Expansion of scope of the nisin A biosynthesis by ncAAs. The biosynthetic production of active nisin involves the expression of peptide precursors with 20 canonical amino acids as standard building blocks, followed by posttranslational modifications (PTMs). The active form of natural nisin is characterized by the presence of unusual posttranslationally introduced bridge structures known as lanthionines (depicted in orange). It is generally expected that the incorporation of ncAAs (i.e., co-translational modifications) along with post-synthetic modification options (e.g., click chemistry) will create additional functional and structural levels of RiPPs diversification.

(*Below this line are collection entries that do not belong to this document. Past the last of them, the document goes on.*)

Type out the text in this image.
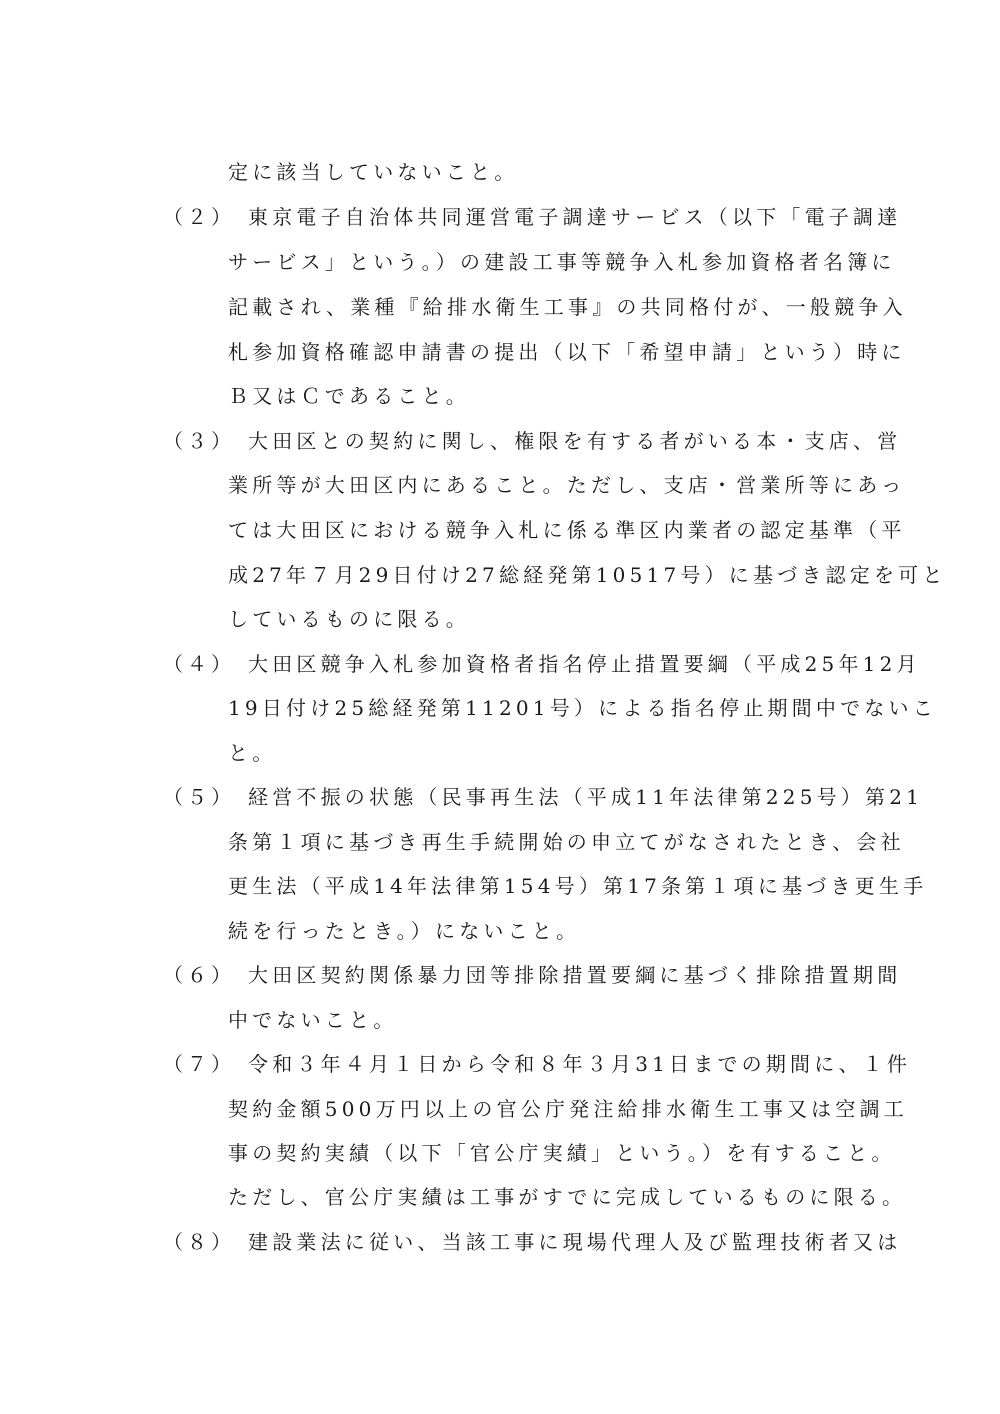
定に該当していないこと。
（２） 東京電子自治体共同運営電子調達サービス（以下「電子調達
サービス」という。）の建設工事等競争入札参加資格者名簿に
記載され、業種『給排水衛生工事』の共同格付が、一般競争入
札参加資格確認申請書の提出（以下「希望申請」という）時に
Ｂ又はＣであること。
（３） 大田区との契約に関し、権限を有する者がいる本・支店、営
業所等が大田区内にあること。ただし、支店・営業所等にあっ
ては大田区における競争入札に係る準区内業者の認定基準（平
成27年７月29日付け27総経発第10517号）に基づき認定を可と
しているものに限る。
（４） 大田区競争入札参加資格者指名停止措置要綱（平成25年12月
19日付け25総経発第11201号）による指名停止期間中でないこ
と。
（５） 経営不振の状態（民事再生法（平成11年法律第225号）第21
条第１項に基づき再生手続開始の申立てがなされたとき、会社
更生法（平成14年法律第154号）第17条第１項に基づき更生手
続を行ったとき。）にないこと。
（６） 大田区契約関係暴力団等排除措置要綱に基づく排除措置期間
中でないこと。
（７） 令和３年４月１日から令和８年３月31日までの期間に、１件
契約金額500万円以上の官公庁発注給排水衛生工事又は空調工
事の契約実績（以下「官公庁実績」という。）を有すること。
ただし、官公庁実績は工事がすでに完成しているものに限る。
（８） 建設業法に従い、当該工事に現場代理人及び監理技術者又は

For example, new variants with improved properties such as stability, specificity, bioavailability, action spectrum and half-life could be created. This is particularly important in view of the fact that nisin is highly effective against a number of human clinical pathogens, including many multi-drug resistant strains (Piper et al., 2009). In recent years it has been clearly demonstrated that several variants of nisin increase activity or stability in different experimental setups (reviewed in Field et al., 2015).

FIGURE 6

Incorporation of Met analogs into the one subunit of the two-component lantibiotic lichenicidin using the SPI method. Top left: Structures of methionine and its analogs. Met, L-methionine; Aha, L-azidohomoalanine; Hpg, L-homopropargylglycine; Nle, L-norleucine and Eth, L-ethionine. These analogs were used to individually replace Met residues in the precursor peptide of lichenicidin (bottom right), which was also analytically confirmed (bottom left). The substituted α-peptide of lichenicidin underwent PTM-activity, whereby the linear precursor peptide was converted into a polycyclic form that exhibits antimicrobial activity when mixed with the β-peptide (top right). For more details see Oldach et al. (2012). Most recently, Kuipers and co-workers have demonstrated the use of click chemistry in the engineering of nisin by using SPI with the methionine analogs Hpg and Aha (Deng et al., 2020).

FIGURE 7

Flow chart of the SPI and SCS methods. Both methods can be performed separately or combined in a single expression experiment (Hoesl and Budisa, 2011). Further details, advantages and disadvantages of both methods are described in the text.